Skift: By 2004 had competitors emerged and had the OTAs started doing anything?

Mooney: There wasn’t really much competition until about 2004. Hostelbookers started up and was started by one of the hostels in London. The Generator Hostel, which has since been acquired by a private equity firm. There are now eight or nine Generator Hostels in various cities. Generator started off with one hostel in London. They were on our website, on our system. The guy who owned this looked at what we were doing and said, ‘OK, this seems interesting and Hostelworld is the only one in the space.’ He hired a guy and said, ‘Look you walk down into a basement room here and copy Hostelworld,’ and they launched the Hostel Bookers site. When Hostel Bookers launched it was an absolute copy of Hostelworld — even the terms and conditions had been copied and pasted so it still said “Hostelworld” in the terms and conditions.

Skift: That’s funny.

Mooney: When Hostel Booking launched it didn’t charge a customer booking fee. Our model was the 10 percent commission from the hostel but we also charged a $2 dollar customer booking fee… Hostel Bookers had wa a big banner saying, ‘We’re cheaper than Hostelworld. We don’t charge a booking fee.’ It was fairly direct competition. At Hostelworld we probably took our eye off the ball a little bit at that point because we were growing very, very strongly at this stage. We had the whole space to ourselves with no competition really. It helped that our model was a lot more efficient than the generalist OTAs. We had this idea that we can move our business model from hostels into hotels and all those sort of things and we took a little bit of a detour into the hotel space.

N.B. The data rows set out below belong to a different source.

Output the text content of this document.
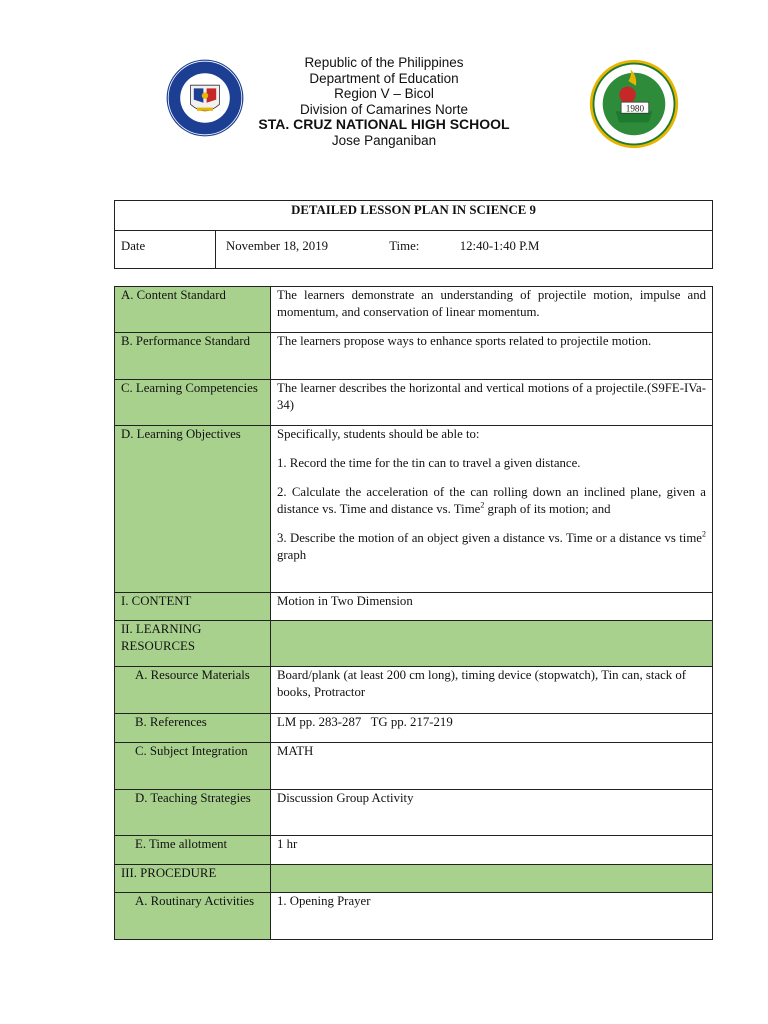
1980
Republic of the Philippines
Department of Education
Region V – Bicol
Division of Camarines Norte
STA. CRUZ NATIONAL HIGH SCHOOL
Jose Panganiban
DETAILED LESSON PLAN IN SCIENCE 9
Date	November 18, 2019	Time:	12:40-1:40 P.M
A. Content Standard	The learners demonstrate an understanding of projectile motion, impulse and momentum, and conservation of linear momentum.
B. Performance Standard	The learners propose ways to enhance sports related to projectile motion.
C. Learning Competencies	The learner describes the horizontal and vertical motions of a projectile.(S9FE-IVa-34)
D. Learning Objectives	Specifically, students should be able to:

1. Record the time for the tin can to travel a given distance.

2. Calculate the acceleration of the can rolling down an inclined plane, given a distance vs. Time and distance vs. Time$^2$ graph of its motion; and

3. Describe the motion of an object given a distance vs. Time or a distance vs time$^2$ graph

I. CONTENT	Motion in Two Dimension
II. LEARNING RESOURCES	
A. Resource Materials	Board/plank (at least 200 cm long), timing device (stopwatch), Tin can, stack of books, Protractor
B. References	LM pp. 283-287   TG pp. 217-219
C. Subject Integration	MATH
D. Teaching Strategies	Discussion Group Activity
E. Time allotment	1 hr
III. PROCEDURE	
A. Routinary Activities	1. Opening Prayer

We bought an OTA called WorldRes, which was in the hotel space. We subsequently sold that again a couple of years later realizing that the hotel space is a different beast. It’s much more conventional. We were better off to focus on hostels, which we know we do well. While we were distracted with WorldRes and hotels and things, Hostel Bookers managed to get up and running. There were lots of other sites that started to compete in the space, as well, that couldn’t get any traction but Hostel Bookers fully executed better and had that no booking fee. Hostel Bookers managed to get some traction while we were distracted with hotels. A couple years later we came back to hostels. That’s what we’re all about. We obviously ended up acquiring Hostel Bookers later on in the journey.